40 Coronavirus-Infizierte - 129.000 Grippe-Infektionen

Wie selten das neue Coronavirus in Österreich im Moment ist, zeigt die Zahl der Grippefälle: Derzeit gibt es landesweit 40 bestätigte Corona-Fälle, gleichzeitig laborieren diese Woche 129.000 Menschen an „Grippe“ - also an Influenza und viralen Infekten. „Die ‚Grippe‘ ist eine Krankheit, die uns seit unserer Kindheit begleitet“, erklärte Gesundheitsminister Rudolf Anschober die Angst vor Corona.

Die Relation zur Zahl der Grippefälle zeigt, wie selten das neue Coronavirus in Österreich im Moment ist. Mit Stand vom Mittwoch sind in der gesamten Saison bisher rund 245.000 Menschen an Influenza, also an der „richtigen“ Grippe, erkrankt. Mit einer Informationsoffensive will Anschober erreichen, dass die Durchimpfungsrate in Österreich für die nächste Influenzawelle im Herbst/Winter erhöht wird und die Zahl der Erkrankten damit abnimmt.

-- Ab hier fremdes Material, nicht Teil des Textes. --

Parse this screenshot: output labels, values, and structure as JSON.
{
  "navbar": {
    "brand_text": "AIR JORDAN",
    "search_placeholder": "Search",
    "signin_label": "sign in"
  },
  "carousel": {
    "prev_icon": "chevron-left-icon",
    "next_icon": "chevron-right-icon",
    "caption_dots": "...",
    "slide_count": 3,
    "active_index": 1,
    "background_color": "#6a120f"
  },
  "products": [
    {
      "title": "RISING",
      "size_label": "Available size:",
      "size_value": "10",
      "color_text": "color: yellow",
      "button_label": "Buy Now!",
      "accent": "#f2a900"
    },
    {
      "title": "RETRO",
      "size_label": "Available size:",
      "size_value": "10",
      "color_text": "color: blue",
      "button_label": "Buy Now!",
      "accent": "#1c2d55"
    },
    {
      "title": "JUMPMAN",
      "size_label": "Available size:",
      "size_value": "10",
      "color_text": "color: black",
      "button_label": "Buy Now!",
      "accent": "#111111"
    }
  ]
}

In Sachen Coronavirus SARS-CoV-2 gab es am Donnerstag elf neue bestätigte Infektionen, darunter die erste in Vorarlberg und die vierte in Salzburg. Ansonsten handelt es sich bei den neuen Fällen laut Behörden zum Großteil um Niederösterreicher.

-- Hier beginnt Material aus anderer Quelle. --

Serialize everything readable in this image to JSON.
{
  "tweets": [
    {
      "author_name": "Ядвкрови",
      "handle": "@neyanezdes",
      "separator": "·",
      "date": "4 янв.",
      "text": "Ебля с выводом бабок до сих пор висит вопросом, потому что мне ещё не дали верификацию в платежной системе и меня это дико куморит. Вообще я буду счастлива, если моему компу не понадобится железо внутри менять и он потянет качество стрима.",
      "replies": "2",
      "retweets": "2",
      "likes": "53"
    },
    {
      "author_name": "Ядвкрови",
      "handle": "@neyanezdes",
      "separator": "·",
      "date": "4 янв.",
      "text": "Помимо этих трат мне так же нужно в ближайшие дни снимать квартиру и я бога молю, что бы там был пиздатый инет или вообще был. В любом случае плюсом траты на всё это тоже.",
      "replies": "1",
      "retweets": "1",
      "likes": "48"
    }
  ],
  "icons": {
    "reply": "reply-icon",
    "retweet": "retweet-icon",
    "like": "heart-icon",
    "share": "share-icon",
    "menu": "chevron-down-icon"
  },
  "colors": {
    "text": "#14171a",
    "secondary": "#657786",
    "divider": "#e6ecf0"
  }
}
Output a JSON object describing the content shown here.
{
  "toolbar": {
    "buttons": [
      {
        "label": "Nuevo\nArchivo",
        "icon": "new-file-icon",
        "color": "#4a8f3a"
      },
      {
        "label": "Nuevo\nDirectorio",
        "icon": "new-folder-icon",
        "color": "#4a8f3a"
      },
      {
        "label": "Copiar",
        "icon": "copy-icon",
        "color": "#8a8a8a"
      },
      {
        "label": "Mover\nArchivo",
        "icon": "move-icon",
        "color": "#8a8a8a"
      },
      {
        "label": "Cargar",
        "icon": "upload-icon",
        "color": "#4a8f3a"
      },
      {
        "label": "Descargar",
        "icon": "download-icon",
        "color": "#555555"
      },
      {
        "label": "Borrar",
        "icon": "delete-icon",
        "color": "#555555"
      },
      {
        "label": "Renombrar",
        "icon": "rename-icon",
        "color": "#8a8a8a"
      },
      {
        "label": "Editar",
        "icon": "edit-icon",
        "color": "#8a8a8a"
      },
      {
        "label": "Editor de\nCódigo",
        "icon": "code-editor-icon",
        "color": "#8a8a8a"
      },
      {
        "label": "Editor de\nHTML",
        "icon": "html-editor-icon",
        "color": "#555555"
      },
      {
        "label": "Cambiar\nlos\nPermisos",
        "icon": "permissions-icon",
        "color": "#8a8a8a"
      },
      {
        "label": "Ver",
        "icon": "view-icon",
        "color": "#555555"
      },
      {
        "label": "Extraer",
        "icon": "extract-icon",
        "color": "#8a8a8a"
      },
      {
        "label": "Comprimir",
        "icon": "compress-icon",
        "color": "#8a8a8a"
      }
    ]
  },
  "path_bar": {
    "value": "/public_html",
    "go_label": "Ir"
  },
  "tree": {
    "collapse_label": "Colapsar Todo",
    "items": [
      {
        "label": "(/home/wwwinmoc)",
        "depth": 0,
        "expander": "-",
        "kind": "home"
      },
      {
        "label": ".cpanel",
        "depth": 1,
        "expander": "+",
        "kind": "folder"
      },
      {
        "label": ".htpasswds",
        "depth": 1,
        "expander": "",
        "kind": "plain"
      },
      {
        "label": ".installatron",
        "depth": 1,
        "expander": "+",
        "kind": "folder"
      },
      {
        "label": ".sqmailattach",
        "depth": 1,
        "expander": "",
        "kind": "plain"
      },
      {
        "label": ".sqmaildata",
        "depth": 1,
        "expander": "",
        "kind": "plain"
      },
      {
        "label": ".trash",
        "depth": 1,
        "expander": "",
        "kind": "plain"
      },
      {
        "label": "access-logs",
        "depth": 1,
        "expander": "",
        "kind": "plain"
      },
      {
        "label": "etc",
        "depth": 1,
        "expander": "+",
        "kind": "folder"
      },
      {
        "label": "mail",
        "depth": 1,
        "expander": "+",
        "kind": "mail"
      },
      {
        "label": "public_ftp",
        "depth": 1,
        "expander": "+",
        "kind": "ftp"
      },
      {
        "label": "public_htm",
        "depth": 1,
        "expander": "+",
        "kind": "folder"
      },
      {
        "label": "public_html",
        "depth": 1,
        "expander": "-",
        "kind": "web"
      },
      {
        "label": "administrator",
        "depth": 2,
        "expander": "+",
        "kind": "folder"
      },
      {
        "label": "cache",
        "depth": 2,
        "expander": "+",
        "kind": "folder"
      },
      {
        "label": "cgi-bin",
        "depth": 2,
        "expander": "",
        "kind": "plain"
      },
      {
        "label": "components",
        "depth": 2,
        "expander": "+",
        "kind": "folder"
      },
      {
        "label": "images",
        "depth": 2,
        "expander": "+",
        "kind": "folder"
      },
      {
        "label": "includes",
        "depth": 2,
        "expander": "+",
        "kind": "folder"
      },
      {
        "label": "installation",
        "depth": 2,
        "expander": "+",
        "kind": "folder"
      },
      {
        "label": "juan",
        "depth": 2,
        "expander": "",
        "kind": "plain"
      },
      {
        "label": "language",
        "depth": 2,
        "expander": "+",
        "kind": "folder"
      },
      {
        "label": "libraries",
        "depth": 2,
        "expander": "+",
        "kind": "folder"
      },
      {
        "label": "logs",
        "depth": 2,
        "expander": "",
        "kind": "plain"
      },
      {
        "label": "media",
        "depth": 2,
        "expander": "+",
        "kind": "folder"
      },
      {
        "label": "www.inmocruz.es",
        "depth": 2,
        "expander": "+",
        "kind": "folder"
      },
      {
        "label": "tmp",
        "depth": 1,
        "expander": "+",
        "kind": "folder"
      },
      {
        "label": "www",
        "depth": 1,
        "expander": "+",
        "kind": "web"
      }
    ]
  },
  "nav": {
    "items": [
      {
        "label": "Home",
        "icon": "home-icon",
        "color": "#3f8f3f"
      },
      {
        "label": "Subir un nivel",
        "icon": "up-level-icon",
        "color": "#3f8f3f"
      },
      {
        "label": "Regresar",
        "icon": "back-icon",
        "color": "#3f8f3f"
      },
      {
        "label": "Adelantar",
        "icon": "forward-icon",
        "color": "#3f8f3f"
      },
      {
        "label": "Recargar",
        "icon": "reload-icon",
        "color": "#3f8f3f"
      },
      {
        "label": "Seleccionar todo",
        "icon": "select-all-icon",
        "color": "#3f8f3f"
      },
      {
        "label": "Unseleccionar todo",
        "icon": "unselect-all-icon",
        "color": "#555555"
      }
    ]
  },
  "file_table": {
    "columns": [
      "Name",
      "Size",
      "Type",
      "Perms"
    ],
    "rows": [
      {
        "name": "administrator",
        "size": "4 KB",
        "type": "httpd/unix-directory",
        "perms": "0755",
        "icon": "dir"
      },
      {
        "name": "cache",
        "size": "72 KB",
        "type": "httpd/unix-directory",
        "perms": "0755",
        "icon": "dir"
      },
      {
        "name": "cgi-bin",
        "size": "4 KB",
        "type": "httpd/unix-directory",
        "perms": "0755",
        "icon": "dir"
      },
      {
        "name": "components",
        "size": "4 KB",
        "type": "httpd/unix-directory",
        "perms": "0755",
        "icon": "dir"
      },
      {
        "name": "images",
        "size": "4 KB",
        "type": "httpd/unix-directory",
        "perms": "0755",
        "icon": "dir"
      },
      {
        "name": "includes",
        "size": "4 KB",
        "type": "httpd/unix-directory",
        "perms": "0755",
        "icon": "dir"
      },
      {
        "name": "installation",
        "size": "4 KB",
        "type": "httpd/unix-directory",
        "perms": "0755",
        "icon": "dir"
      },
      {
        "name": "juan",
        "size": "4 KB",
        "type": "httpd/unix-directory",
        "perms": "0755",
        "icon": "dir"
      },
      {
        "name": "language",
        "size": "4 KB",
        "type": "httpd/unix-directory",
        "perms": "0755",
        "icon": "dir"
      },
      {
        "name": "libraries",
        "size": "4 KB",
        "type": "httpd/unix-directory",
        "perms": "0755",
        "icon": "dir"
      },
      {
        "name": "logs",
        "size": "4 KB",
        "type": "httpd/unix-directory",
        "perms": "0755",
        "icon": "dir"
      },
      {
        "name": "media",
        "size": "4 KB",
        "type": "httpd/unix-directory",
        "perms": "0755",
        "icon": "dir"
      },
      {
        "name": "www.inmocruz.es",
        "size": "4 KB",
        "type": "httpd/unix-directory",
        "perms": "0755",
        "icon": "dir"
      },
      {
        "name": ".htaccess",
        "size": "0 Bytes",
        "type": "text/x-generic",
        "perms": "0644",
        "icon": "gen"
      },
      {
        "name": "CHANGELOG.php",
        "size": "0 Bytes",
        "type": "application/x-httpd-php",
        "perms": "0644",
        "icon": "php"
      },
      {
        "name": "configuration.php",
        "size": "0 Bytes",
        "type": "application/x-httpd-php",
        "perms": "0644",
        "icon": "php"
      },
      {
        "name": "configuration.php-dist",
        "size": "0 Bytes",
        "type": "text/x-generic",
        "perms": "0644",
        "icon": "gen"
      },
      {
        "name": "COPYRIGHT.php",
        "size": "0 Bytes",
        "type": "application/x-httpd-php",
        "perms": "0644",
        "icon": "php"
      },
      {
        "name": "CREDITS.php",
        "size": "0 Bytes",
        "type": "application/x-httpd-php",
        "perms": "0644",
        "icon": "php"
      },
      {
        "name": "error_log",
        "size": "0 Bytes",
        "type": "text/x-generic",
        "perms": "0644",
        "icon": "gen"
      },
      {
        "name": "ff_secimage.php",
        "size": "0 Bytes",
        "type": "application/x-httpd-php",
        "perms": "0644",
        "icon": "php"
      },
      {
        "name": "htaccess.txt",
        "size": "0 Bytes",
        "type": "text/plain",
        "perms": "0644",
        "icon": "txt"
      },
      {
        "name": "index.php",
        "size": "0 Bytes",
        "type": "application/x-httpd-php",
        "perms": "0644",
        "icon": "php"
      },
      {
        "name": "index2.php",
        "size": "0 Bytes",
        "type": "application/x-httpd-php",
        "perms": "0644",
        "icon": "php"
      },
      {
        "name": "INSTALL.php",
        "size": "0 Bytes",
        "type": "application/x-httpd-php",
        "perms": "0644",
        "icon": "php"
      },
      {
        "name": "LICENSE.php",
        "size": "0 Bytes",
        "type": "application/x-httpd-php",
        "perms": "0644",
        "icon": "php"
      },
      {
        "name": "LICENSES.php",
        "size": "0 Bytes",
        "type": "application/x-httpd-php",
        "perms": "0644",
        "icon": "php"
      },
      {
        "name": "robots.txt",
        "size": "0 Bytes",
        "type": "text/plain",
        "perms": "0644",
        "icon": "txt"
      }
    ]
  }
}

Rund 400 Personen befinden sich laut Anschober in Quarantäne. Derzeit gibt es in Österreich aber keine Entwicklung, die auf eine Pandemie hindeutet, meinte der Gesundheitsminister.

Die beiden ersten österreichischen Coronavirus-Patienten haben am Donnerstag jedenfalls gesund die Innsbrucker Klinik verlassen. „Sie sind ganz normale Mitbürger, von denen keinerlei Bedrohung oder Gefahr für ihre Mitbürger ausgeht“, erklärte indes der Leiter der Infektiologie an der Med Uni Innsbruck, Günther Weiss, im Ö1-Frühjournal.

Der Mediziner kritisierte in diesem Zusammenhang die Stigmatisierung von Coronavirus-Patienten „durch irrationale Ängste, durch Wahnvorstellungen, durch Panikmache“. Das sei „etwas, was wir nicht haben wollen und was medizinisch absolut abzulehnen ist“.

Insgesamt wurden in Österreich bisher 3.711 Tests durchgeführt. „Wir testen jeden einzelnen Verdachtsfall, aber auch mit Stichprobenanalysen in Form eines Screenings bei Grippeerkrankten zusätzlich auf Corona“, erklärte Anschober bereits am Mittwoch.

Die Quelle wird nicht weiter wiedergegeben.